Vitorchiano – “Tuscia incantata è lo stimolo per abbattere il campanilismo”. Il sindaco di Graffignano e Sipicciano, Piero Rossi, sientetizza così il primo giorno di Tuscia Incantata, il tour operator che ha come obiettivo quello di far conoscere parte fondamentale del territorio del viterbese. Roccalvecce, Vitorchiano, Viterbo, Castiglione in Teverina, Celleno e Sant’Angelo. Il castello, il borgo, San Pellegrino, il vino, la città fantasma e quella delle fiabe.
Oggi pomeriggio l’inaugurazione del percorso, con la partecipazione dei principali tour operator del centro e nord Italia. Da Milano alla Toscana. Una trentina le persone.
Prima tappa, oggi pomeriggio, il Belvedere di Vitorchiano, di fronte alla statua del Moai dove sono stati presentati il progetto e il programma dell’Educational, momento di rilancio del turismo esperienziale in terra di Tuscia ad opera dei principali vettori nazionali.
Tuscia Incantata
Vitorchiano è stata recentemente insignita della Bandiera Gialla destinata a località che si distinguono per i loro investimenti in accoglienza e servizi a favore del turismo del movimento.
Ad accogliere le agenzie di viaggio, assieme a Fabio Cavini, Chiara Frontini, Benedetta Di Carlo e Paolo Bracaglia di Tuscia Incantata, anche i sindaci Ruggero Grassotti (Vitorchiano), Piero Rossi (Graffignano) e Leonardo Zannini (Castiglione in Teverina), l’assessore alla cultura di Vitorchiano, Gianpaolo Arieti, e il narratore di comunità Antonello Ricci.
Tuscia Incantata
“La cosa più bella – ha detto Grassotti – è stato vedervi andare verso il belvedere della città. Vitorchiano è la porta d’ingresso del territorio e dell’incanto. L’inizio di una grande e bella avventura. “L’unione fa la forza – ha poi aggiunto Arieti – e dobbiamo pensare a tutto il territorio”.

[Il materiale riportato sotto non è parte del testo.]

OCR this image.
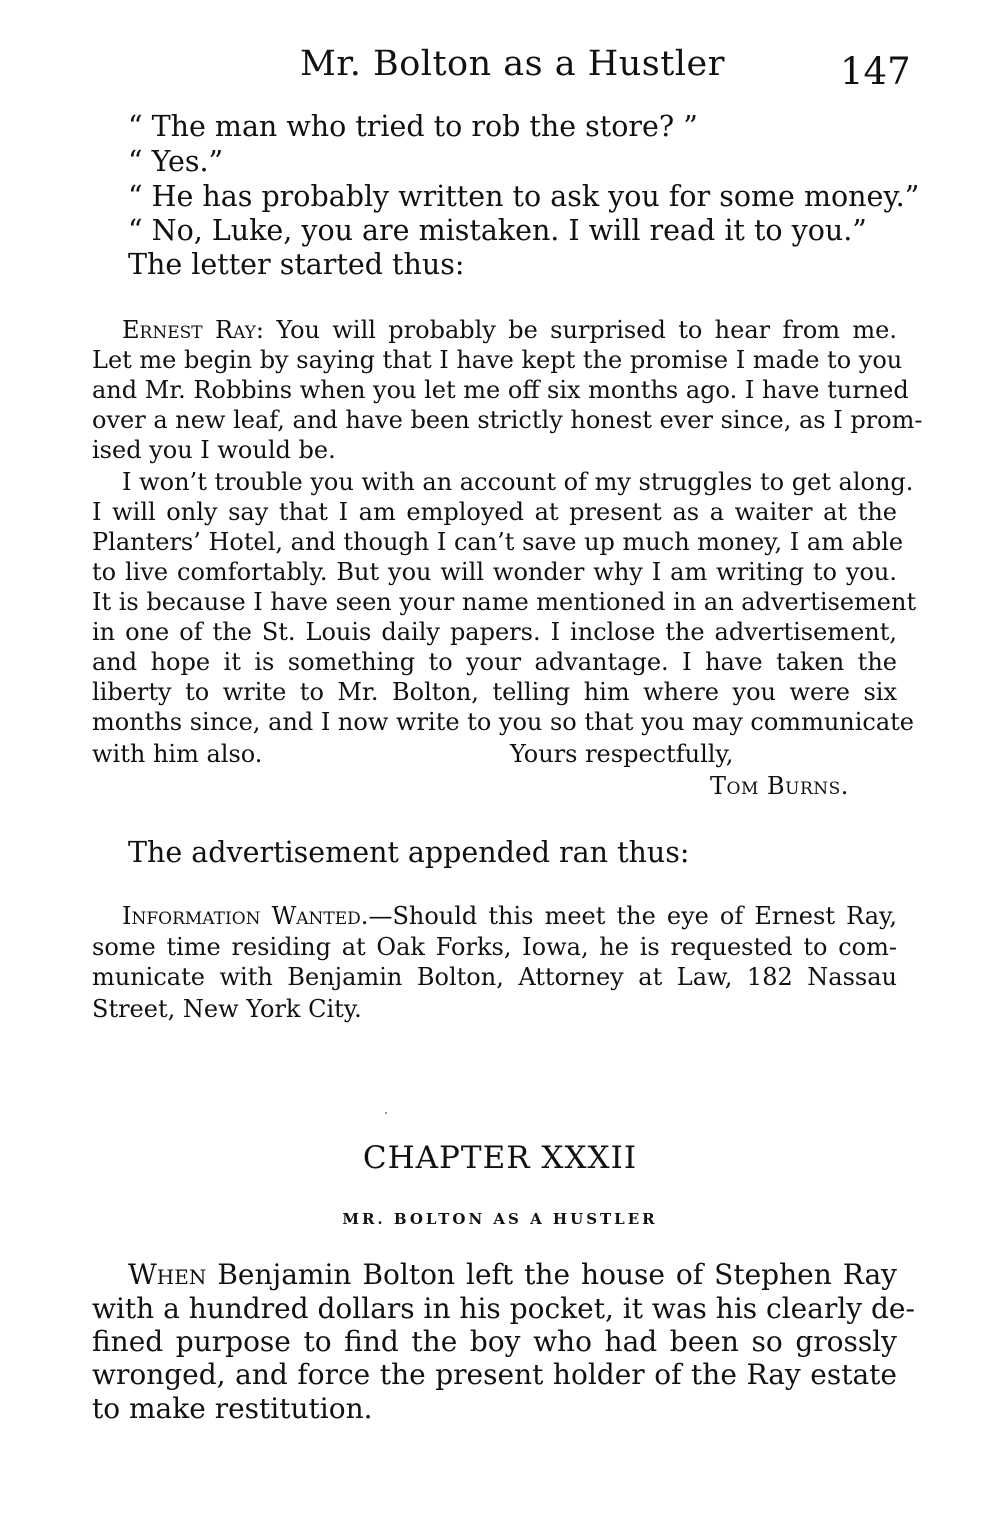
Mr. Bolton as a Hustler	147
“ The man who tried to rob the store? ”
“ Yes.”
“ He has probably written to ask you for some money.”
“ No, Luke, you are mistaken. I will read it to you.”
The letter started thus:
Ernest Ray: You will probably be surprised to hear from me.
Let me begin by saying that I have kept the promise I made to you
and Mr. Robbins when you let me off six months ago. I have turned
over a new leaf, and have been strictly honest ever since, as I prom-
ised you I would be.
I won’t trouble you with an account of my struggles to get along.
I will only say that I am employed at present as a waiter at the
Planters’ Hotel, and though I can’t save up much money, I am able
to live comfortably. But you will wonder why I am writing to you.
It is because I have seen your name mentioned in an advertisement
in one of the St. Louis daily papers. I inclose the advertisement,
and hope it is something to your advantage. I have taken the
liberty to write to Mr. Bolton, telling him where you were six
months since, and I now write to you so that you may communicate
with him also.	Yours respectfully,
Tom Burns.
The advertisement appended ran thus:
Information Wanted.—Should this meet the eye of Ernest Ray,
some time residing at Oak Forks, Iowa, he is requested to com-
municate with Benjamin Bolton, Attorney at Law, 182 Nassau
Street, New York City.
CHAPTER XXXII
MR. BOLTON AS A HUSTLER
When Benjamin Bolton left the house of Stephen Ray
with a hundred dollars in his pocket, it was his clearly de-
fined purpose to find the boy who had been so grossly
wronged, and force the present holder of the Ray estate
to make restitution.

Il percorso di oggi prevede la visita al borgo alchemico di Roccalvecce, il borgo sospeso di Vitorchiano, quello fantasma di Celleno e il paese delle fiabe di Sant’Angelo.
“Abbiamo voluto i sindaci – ha sottolineato Frontini – perché rappresentano i cittadini e perché vogliamo fare rete con il territorio. La Tuscia incantata nasce da un progetto e da una narrazione di comunità”.
Tuscia Incantata
“Stiamo costruendo un nuovo futuro con al centro la Tuscia – ha concluso infine Zannini -, con l’obiettivo di far diventare la Tuscia un punto di riferimento nazionale per i flussi turistici che arriveranno durante l’estate”.